[mdlug] External Floppy Drive

Aaron Kulkis akulkis00 at gmail.com
Mon Feb 23 22:15:07 EST 2009


Peter Bart wrote:
> On Mon, 2009-02-23 at 21:30 -0500, Michael Rudas wrote:
>> --- Peter Bart wrote:
>>
>>> I'm in need of an external floppy drive; and taking Rays advice on not
>>> letting the drive suck power from USB; I went looking. Just quickly
>>> looking in a few places, all seem to be powered via USB. Is this because
>>> the power requirements are not as large a hard drive and could safely be
>>> powered by the USB port, or should I seriously go looking? I would be
>>> using this at home, so power availability is not an issue.
>> Basically, ALL USB-external floppy drives are port-powered--I've never
>> seen one with external power--the power requirements of a 3.5-inch
>> floppy drive are less than the 2.5 watts (5V at 500mA) that a USB port
>> can source.  As Aaron pointed out, a powered hub would reduce draw
>> from the PC--in fact, a USB 1.1 hub is fast enough (floppy drives are
>> SLOW)--and you might even have one around the house...
>>
> 
> 	I thought that might be the case. I was able to dig up the power
> consumption of a Lacie external floppy, but nothing to compare it to.
> Such as the hard drives Ray was talking about. You're right, I have
> several Belkin powered usb hubs around, not sure if they're 1.1 or more
> recent. As you point out it's moot anyway. Thanks for weighing in.
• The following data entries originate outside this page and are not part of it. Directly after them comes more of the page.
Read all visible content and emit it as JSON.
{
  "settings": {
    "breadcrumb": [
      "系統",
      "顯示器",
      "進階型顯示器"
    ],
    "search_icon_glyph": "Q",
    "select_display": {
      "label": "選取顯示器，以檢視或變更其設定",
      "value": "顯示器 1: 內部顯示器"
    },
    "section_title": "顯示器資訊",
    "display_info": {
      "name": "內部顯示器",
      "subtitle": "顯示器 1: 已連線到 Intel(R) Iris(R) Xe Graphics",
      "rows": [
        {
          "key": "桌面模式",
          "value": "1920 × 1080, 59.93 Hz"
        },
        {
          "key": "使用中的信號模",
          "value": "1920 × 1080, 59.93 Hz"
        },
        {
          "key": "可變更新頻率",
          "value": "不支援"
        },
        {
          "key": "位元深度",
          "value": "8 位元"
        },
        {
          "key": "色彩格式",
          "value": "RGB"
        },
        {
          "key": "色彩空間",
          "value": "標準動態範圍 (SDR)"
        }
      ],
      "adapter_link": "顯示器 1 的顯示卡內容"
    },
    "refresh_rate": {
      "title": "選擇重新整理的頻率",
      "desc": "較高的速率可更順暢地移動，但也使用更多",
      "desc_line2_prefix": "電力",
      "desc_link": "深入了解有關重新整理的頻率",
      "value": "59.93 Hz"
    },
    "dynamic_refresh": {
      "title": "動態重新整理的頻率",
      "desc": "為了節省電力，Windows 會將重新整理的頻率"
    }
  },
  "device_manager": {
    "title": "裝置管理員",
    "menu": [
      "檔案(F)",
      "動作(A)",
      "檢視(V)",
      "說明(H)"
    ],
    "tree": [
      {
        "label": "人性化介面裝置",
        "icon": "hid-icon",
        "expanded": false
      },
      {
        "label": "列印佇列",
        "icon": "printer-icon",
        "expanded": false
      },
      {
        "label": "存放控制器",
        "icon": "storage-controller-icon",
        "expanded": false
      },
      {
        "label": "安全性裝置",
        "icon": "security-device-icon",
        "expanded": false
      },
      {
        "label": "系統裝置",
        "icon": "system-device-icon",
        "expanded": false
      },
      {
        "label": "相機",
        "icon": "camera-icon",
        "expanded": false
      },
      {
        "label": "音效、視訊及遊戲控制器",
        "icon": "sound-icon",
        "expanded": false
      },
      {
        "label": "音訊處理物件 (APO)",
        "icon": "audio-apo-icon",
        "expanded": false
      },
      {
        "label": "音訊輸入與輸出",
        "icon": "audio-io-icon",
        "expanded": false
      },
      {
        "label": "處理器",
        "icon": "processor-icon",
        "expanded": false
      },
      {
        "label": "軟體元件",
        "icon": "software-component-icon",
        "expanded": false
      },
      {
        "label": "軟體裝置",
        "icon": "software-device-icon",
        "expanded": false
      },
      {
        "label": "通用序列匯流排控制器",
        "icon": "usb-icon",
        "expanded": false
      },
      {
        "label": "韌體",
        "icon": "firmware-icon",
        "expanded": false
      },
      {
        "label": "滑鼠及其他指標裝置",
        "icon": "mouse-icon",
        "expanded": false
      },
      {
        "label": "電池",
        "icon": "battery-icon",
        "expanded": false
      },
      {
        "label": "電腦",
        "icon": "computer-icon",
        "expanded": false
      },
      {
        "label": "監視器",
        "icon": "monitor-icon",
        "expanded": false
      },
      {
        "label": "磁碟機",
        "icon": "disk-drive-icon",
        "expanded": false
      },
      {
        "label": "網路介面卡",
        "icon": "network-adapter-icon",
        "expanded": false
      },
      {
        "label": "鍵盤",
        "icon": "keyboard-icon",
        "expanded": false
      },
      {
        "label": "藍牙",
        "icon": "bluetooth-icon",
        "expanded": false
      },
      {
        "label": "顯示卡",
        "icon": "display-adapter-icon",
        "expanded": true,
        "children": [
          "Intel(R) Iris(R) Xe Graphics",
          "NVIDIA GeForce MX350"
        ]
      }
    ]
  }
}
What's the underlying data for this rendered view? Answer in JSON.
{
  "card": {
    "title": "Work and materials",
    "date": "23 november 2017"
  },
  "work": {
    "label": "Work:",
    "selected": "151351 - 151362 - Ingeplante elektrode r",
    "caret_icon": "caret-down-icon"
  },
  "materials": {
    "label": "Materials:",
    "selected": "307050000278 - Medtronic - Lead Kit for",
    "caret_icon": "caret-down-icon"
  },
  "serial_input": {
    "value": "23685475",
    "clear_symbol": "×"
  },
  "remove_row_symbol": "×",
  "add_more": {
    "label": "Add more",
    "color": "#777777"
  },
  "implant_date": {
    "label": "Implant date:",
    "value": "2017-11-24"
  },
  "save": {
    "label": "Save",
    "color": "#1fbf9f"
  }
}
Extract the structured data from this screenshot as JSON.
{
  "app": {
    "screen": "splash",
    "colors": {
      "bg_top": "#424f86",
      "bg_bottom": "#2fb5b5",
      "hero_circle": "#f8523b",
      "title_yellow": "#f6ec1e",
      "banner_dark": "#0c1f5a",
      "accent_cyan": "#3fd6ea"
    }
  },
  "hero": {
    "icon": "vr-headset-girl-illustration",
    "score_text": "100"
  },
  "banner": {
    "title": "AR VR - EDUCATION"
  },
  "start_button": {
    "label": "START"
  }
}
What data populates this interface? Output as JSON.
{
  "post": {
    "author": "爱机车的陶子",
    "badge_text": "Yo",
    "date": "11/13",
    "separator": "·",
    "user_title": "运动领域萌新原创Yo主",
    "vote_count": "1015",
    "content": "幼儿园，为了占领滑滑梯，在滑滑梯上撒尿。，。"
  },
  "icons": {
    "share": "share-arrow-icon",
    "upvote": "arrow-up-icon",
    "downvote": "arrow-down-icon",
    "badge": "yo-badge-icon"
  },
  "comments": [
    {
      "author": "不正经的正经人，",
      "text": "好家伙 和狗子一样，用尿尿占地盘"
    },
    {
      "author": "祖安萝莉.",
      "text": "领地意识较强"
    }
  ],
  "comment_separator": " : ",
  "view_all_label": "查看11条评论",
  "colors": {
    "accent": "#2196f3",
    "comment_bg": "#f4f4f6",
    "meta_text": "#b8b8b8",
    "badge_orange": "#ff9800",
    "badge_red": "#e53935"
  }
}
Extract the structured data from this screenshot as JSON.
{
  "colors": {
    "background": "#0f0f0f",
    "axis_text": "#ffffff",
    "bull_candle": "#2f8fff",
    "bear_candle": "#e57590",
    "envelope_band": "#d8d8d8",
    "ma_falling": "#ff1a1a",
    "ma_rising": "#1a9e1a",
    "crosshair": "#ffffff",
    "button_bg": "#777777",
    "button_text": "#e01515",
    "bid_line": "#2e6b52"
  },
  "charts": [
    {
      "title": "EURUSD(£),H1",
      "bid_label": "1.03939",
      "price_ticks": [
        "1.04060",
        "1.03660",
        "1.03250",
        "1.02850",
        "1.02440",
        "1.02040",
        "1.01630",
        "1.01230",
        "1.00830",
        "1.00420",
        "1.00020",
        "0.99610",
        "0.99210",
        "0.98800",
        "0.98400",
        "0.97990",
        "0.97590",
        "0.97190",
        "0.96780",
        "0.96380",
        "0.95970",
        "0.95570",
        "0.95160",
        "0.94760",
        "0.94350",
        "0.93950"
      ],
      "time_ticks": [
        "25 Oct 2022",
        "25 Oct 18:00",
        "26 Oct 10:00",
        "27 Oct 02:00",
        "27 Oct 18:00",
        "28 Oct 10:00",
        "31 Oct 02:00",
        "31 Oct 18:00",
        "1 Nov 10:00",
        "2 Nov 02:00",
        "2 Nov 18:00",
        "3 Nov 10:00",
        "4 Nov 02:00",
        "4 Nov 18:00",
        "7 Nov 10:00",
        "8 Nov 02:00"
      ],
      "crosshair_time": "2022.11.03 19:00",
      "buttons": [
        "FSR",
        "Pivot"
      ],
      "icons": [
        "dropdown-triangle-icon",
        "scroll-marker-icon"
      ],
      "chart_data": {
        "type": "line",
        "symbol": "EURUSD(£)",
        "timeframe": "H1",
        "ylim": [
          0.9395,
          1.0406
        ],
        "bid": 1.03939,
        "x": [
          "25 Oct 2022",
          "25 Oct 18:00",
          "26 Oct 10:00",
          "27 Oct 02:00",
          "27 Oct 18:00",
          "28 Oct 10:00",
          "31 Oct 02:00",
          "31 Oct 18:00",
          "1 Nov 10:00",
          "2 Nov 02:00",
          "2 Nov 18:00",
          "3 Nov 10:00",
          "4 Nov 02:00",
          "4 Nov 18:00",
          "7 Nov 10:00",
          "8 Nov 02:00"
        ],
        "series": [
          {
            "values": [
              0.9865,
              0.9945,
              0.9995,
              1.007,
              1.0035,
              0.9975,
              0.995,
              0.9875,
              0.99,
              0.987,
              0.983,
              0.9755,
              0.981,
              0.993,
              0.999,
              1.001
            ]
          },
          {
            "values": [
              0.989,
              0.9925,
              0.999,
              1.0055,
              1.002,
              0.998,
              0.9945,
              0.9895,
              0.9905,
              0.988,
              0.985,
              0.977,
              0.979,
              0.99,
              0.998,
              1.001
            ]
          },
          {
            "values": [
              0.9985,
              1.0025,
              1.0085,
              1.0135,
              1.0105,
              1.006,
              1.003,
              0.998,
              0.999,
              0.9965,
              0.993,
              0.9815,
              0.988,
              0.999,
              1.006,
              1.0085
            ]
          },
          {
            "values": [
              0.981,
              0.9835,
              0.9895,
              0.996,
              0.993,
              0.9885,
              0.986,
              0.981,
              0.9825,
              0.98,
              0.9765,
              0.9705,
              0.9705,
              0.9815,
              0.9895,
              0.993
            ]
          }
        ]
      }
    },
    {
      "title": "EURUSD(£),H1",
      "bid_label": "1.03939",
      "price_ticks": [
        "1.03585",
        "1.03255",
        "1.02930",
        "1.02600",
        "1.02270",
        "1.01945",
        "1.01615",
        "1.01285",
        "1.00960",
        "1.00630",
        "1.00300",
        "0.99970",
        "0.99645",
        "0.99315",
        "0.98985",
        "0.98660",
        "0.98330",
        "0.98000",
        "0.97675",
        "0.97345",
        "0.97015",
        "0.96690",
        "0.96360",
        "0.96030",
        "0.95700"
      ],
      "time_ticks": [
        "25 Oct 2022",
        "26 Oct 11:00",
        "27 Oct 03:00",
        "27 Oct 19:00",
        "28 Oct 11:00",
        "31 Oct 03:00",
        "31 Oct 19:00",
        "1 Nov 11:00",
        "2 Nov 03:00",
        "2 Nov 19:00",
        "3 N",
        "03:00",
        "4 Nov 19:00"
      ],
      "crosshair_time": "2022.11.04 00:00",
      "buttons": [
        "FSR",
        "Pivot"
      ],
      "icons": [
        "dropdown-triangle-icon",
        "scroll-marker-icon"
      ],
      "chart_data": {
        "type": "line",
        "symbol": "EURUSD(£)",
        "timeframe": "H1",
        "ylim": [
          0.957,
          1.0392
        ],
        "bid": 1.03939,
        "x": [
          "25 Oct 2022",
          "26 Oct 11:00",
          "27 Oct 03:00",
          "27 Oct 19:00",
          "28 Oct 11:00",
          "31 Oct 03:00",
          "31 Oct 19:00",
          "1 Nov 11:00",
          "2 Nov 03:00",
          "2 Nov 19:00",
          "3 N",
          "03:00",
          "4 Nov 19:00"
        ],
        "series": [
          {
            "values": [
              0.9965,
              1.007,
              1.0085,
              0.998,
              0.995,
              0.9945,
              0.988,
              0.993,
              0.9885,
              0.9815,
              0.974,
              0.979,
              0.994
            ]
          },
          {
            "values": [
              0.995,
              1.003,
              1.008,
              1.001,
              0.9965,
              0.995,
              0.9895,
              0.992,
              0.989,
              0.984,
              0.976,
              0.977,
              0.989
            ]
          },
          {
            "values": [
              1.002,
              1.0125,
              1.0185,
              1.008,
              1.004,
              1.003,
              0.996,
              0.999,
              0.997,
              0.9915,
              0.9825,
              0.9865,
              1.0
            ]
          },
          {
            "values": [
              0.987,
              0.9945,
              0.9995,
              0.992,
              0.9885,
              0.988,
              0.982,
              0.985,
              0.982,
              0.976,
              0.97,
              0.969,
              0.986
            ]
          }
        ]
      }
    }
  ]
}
I've
> got one on order

1.1 is OLLLLLD in USB years, (about 1/100th the speed of USB 2.0),
but it still has more bandwidth available than a stack of floppies.
(Consider this: USB 1.1 is capable of transmitting 1 MB in about
1/4 of a second.  A floppy takes around 90 - 120 seconds to
send or receive 1 MB of traffic).

> <http://stores.channeladvisor.com/LenovoOutlet/Items/ca05k9276?sck=8972224&caSKU=ca05k9276&caTitle=ThinkPlus%20USB%20Portable%20Diskette%20Drive>. 
> 	I was wondering about a usb/serial adapter, you might know the answer?
> If I plug the floppy into the powered usb hub, then use a usb to serial
> adapter to get to a computer w/o a usb port, would that work? Just idly
> curious.

It should.
But realize that USB assumes a Computer (master)/peripheral (slave)
model.  Firewire (IEEE 1394) is peer-to-peer.   However,
IEEE 1394 ports are also a security hazard, because they
the interface definition allows DMA (direct memory access)
to be initiated by an external device, without coordination
form the host where the memory is located -- thus, data
can both be copied, and or forced into a host's memory
to/from a peripheral without any permission from the host.